Battleships of the Mark into the 1920s

Started by Ithekro, September 17, 2010, 10:32:59 AM

Previous topic - Next topic

Nobody

Quote from: P3D on October 15, 2010, 04:28:18 PM
Those values are for the turret sides, not the barbette sides. WWI ships had even more reduced barbette thickness below the weather deck.

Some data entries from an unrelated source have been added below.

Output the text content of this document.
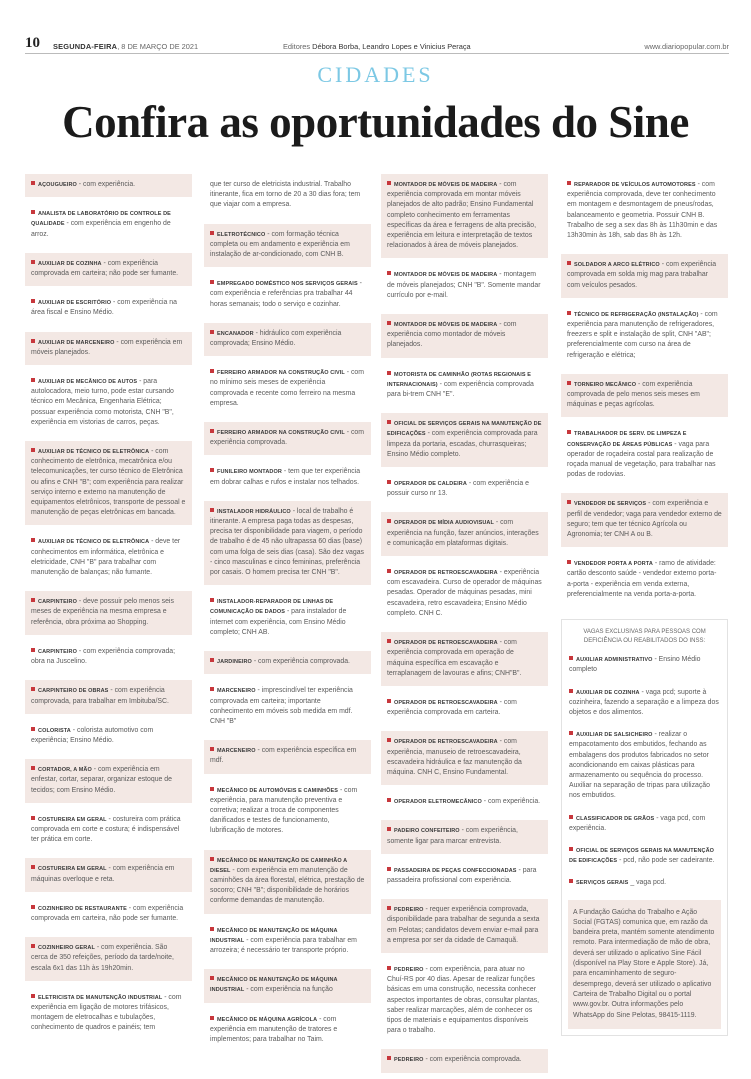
10 SEGUNDA-FEIRA, 8 DE MARÇO DE 2021	Editores Débora Borba, Leandro Lopes e Vinicius Peraça	www.diariopopular.com.br
CIDADES
Confira as oportunidades do Sine
AÇOUGUEIRO - com experiência.
ANALISTA DE LABORATÓRIO DE CONTROLE DE QUALIDADE - com experiência em engenho de arroz.
AUXILIAR DE COZINHA - com experiência comprovada em carteira; não pode ser fumante.
AUXILIAR DE ESCRITÓRIO - com experiência na área fiscal e Ensino Médio.
AUXILIAR DE MARCENEIRO - com experiência em móveis planejados.
AUXILIAR DE MECÂNICO DE AUTOS - para autolocadora, meio turno, pode estar cursando técnico em Mecânica, Engenharia Elétrica; possuar experiência como motorista, CNH "B", experiência em vistorias de carros, peças.
AUXILIAR DE TÉCNICO DE ELETRÔNICA - com conhecimento de eletrônica, mecatrônica e/ou telecomunicações, ter curso técnico de Eletrônica ou afins e CNH "B"; com experiência para realizar serviço interno e externo na manutenção de equipamentos eletrônicos, transporte de pessoal e manutenção de peças eletrônicas em bancada.
AUXILIAR DE TÉCNICO DE ELETRÔNICA - deve ter conhecimentos em informática, eletrônica e eletricidade, CNH "B" para trabalhar com manutenção de balanças; não fumante.
CARPINTEIRO - deve possuir pelo menos seis meses de experiência na mesma empresa e referência, obra próxima ao Shopping.
CARPINTEIRO - com experiência comprovada; obra na Juscelino.
CARPINTEIRO DE OBRAS - com experiência comprovada, para trabalhar em Imbituba/SC.
COLORISTA - colorista automotivo com experiência; Ensino Médio.
CORTADOR, A MÃO - com experiência em enfestar, cortar, separar, organizar estoque de tecidos; com Ensino Médio.
COSTUREIRA EM GERAL - costureira com prática comprovada em corte e costura; é indispensável ter prática em corte.
COSTUREIRA EM GERAL - com experiência em máquinas overloque e reta.
COZINHEIRO DE RESTAURANTE - com experiência comprovada em carteira, não pode ser fumante.
COZINHEIRO GERAL - com experiência. São cerca de 350 refeições, período da tarde/noite, escala 6x1 das 11h às 19h20min.
ELETRICISTA DE MANUTENÇÃO INDUSTRIAL - com experiência em ligação de motores trifásicos, montagem de eletrocalhas e tubulações, conhecimento de quadros e painéis; tem
que ter curso de eletricista industrial. Trabalho itinerante, fica em torno de 20 a 30 dias fora; tem que viajar com a empresa.
ELETROTÉCNICO - com formação técnica completa ou em andamento e experiência em instalação de ar-condicionado, com CNH B.
EMPREGADO DOMÉSTICO NOS SERVIÇOS GERAIS - com experiência e referências pra trabalhar 44 horas semanais; todo o serviço e cozinhar.
ENCANADOR - hidráulico com experiência comprovada; Ensino Médio.
FERREIRO ARMADOR NA CONSTRUÇÃO CIVIL - com no mínimo seis meses de experiência comprovada e recente como ferreiro na mesma empresa.
FERREIRO ARMADOR NA CONSTRUÇÃO CIVIL - com experiência comprovada.
FUNILEIRO MONTADOR - tem que ter experiência em dobrar calhas e rufos e instalar nos telhados.
INSTALADOR HIDRÁULICO - local de trabalho é itinerante. A empresa paga todas as despesas, precisa ter disponibilidade para viagem, o período de trabalho é de 45 não ultrapassa 60 dias (base) com uma folga de seis dias (casa). São dez vagas - cinco masculinas e cinco femininas, preferência por casais. O homem precisa ter CNH "B".
INSTALADOR-REPARADOR DE LINHAS DE COMUNICAÇÃO DE DADOS - para instalador de internet com experiência, com Ensino Médio completo; CNH AB.
JARDINEIRO - com experiência comprovada.
MARCENEIRO - imprescindível ter experiência comprovada em carteira; importante conhecimento em móveis sob medida em mdf. CNH "B"
MARCENEIRO - com experiência específica em mdf.
MECÂNICO DE AUTOMÓVEIS E CAMINHÕES - com experiência, para manutenção preventiva e corretiva; realizar a troca de componentes danificados e testes de funcionamento, lubrificação de motores.
MECÂNICO DE MANUTENÇÃO DE CAMINHÃO A DIESEL - com experiência em manutenção de caminhões da área florestal, elétrica, prestação de socorro; CNH "B"; disponibilidade de horários conforme demandas de manutenção.
MECÂNICO DE MANUTENÇÃO DE MÁQUINA INDUSTRIAL - com experiência para trabalhar em arrozeira; é necessário ter transporte próprio.
MECÂNICO DE MANUTENÇÃO DE MÁQUINA INDUSTRIAL - com experiência na função
MECÂNICO DE MÁQUINA AGRÍCOLA - com experiência em manutenção de tratores e implementos; para trabalhar no Taim.
MONTADOR DE MÓVEIS DE MADEIRA - com experiência comprovada em montar móveis planejados de alto padrão; Ensino Fundamental completo conhecimento em ferramentas específicas da área e ferragens de alta precisão, experiência em leitura e interpretação de textos relacionados à área de móveis planejados.
MONTADOR DE MÓVEIS DE MADEIRA - montagem de móveis planejados; CNH "B". Somente mandar currículo por e-mail.
MONTADOR DE MÓVEIS DE MADEIRA - com experiência como montador de móveis planejados.
MOTORISTA DE CAMINHÃO (ROTAS REGIONAIS E INTERNACIONAIS) - com experiência comprovada para bi-trem CNH "E".
OFICIAL DE SERVIÇOS GERAIS NA MANUTENÇÃO DE EDIFICAÇÕES - com experiência comprovada para limpeza da portaria, escadas, churrasqueiras; Ensino Médio completo.
OPERADOR DE CALDEIRA - com experiência e possuir curso nr 13.
OPERADOR DE MÍDIA AUDIOVISUAL - com experiência na função, fazer anúncios, interações e comunicação em plataformas digitais.
OPERADOR DE RETROESCAVADEIRA - experiência com escavadeira. Curso de operador de máquinas pesadas. Operador de máquinas pesadas, mini escavadeira, retro escavadeira; Ensino Médio completo. CNH C.
OPERADOR DE RETROESCAVADEIRA - com experiência comprovada em operação de máquina específica em escavação e terraplanagem de lavouras e afins; CNH"B".
OPERADOR DE RETROESCAVADEIRA - com experiência comprovada em carteira.
OPERADOR DE RETROESCAVADEIRA - com experiência, manuseio de retroescavadeira, escavadeira hidráulica e faz manutenção da máquina. CNH C, Ensino Fundamental.
OPERADOR ELETROMECÂNICO - com experiência.
PADEIRO CONFEITEIRO - com experiência, somente ligar para marcar entrevista.
PASSADEIRA DE PEÇAS CONFECCIONADAS - para passadeira profissional com experiência.
PEDREIRO - requer experiência comprovada, disponibilidade para trabalhar de segunda a sexta em Pelotas; candidatos devem enviar e-mail para a empresa por ser da cidade de Camaquã.
PEDREIRO - com experiência, para atuar no Chuí-RS por 40 dias. Apesar de realizar funções básicas em uma construção, necessita conhecer aspectos importantes de obras, consultar plantas, saber realizar marcações, além de conhecer os tipos de materiais e equipamentos disponíveis para o trabalho.
PEDREIRO - com experiência comprovada.
REPARADOR DE VEÍCULOS AUTOMOTORES - com experiência comprovada, deve ter conhecimento em montagem e desmontagem de pneus/rodas, balanceamento e geometria. Possuir CNH B. Trabalho de seg a sex das 8h às 11h30min e das 13h30min às 18h, sab das 8h às 12h.
SOLDADOR A ARCO ELÉTRICO - com experiência comprovada em solda mig mag para trabalhar com veículos pesados.
TÉCNICO DE REFRIGERAÇÃO (INSTALAÇÃO) - com experiência para manutenção de refrigeradores, freezers e split e instalação de split, CNH "AB"; preferencialmente com curso na área de refrigeração e elétrica;
TORNEIRO MECÂNICO - com experiência comprovada de pelo menos seis meses em máquinas e peças agrícolas.
TRABALHADOR DE SERV. DE LIMPEZA E CONSERVAÇÃO DE ÁREAS PÚBLICAS - vaga para operador de roçadeira costal para realização de roçada manual de vegetação, para trabalhar nas podas de rodovias.
VENDEDOR DE SERVIÇOS - com experiência e perfil de vendedor; vaga para vendedor externo de seguro; tem que ter técnico Agrícola ou Agronomia; ter CNH A ou B.
VENDEDOR PORTA A PORTA - ramo de atividade: cartão desconto saúde - vendedor externo porta-a-porta - experiência em venda externa, preferencialmente na venda porta-a-porta.
VAGAS EXCLUSIVAS PARA PESSOAS COM DEFICIÊNCIA OU REABILITADOS DO INSS:
AUXILIAR ADMINISTRATIVO - Ensino Médio completo
AUXILIAR DE COZINHA - vaga pcd; suporte à cozinheira, fazendo a separação e a limpeza dos objetos e dos alimentos.
AUXILIAR DE SALSICHEIRO - realizar o empacotamento dos embutidos, fechando as embalagens dos produtos fabricados no setor acondicionando em caixas plásticas para armazenamento ou sequência do processo. Auxiliar na separação de tripas para utilização nos embutidos.
CLASSIFICADOR DE GRÃOS - vaga pcd, com experiência.
OFICIAL DE SERVIÇOS GERAIS NA MANUTENÇÃO DE EDIFICAÇÕES - pcd, não pode ser cadeirante.
SERVIÇOS GERAIS _ vaga pcd.
A Fundação Gaúcha do Trabalho e Ação Social (FGTAS) comunica que, em razão da bandeira preta, mantém somente atendimento remoto. Para intermediação de mão de obra, deverá ser utilizado o aplicativo Sine Fácil (disponível na Play Store e Apple Store). Já, para encaminhamento de seguro-desemprego, deverá ser utilizado o aplicativo Carteira de Trabalho Digital ou o portal www.gov.br. Outra informações pelo WhatsApp do Sine Pelotas, 98415-1119.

Quote from: Nobody on October 15, 2010, 02:24:04 AM
At least for Bismarck it should be mentioned that 220 mm (8.66") is the thickness behind the upper deck (50 mm), the citadel-armor (145 mm) or the main belt (320 mm). That considered I think its thickness is pretty good, the real weakpoint might have been the above deck barbette armor of 340 mm and the turret armor of 360 mm (max).
Ok I somewhat missed the point than. But it's interesting, that they choose the same thickness for below deck barbette and turret side armor, isn't it?

Ithekro

Well for a sense of scale:  In the time from from 1893 to 1919 Rohan has built 24 capital ships with others under construction.  In this same time period the United Kingdom built 87 capital ships.  The United States built 39 capital ships.  Germany had built 43 capital ships.  Even France has built 24 capital ships in that time period.

About half each are predreadnoughts, but still, numbers.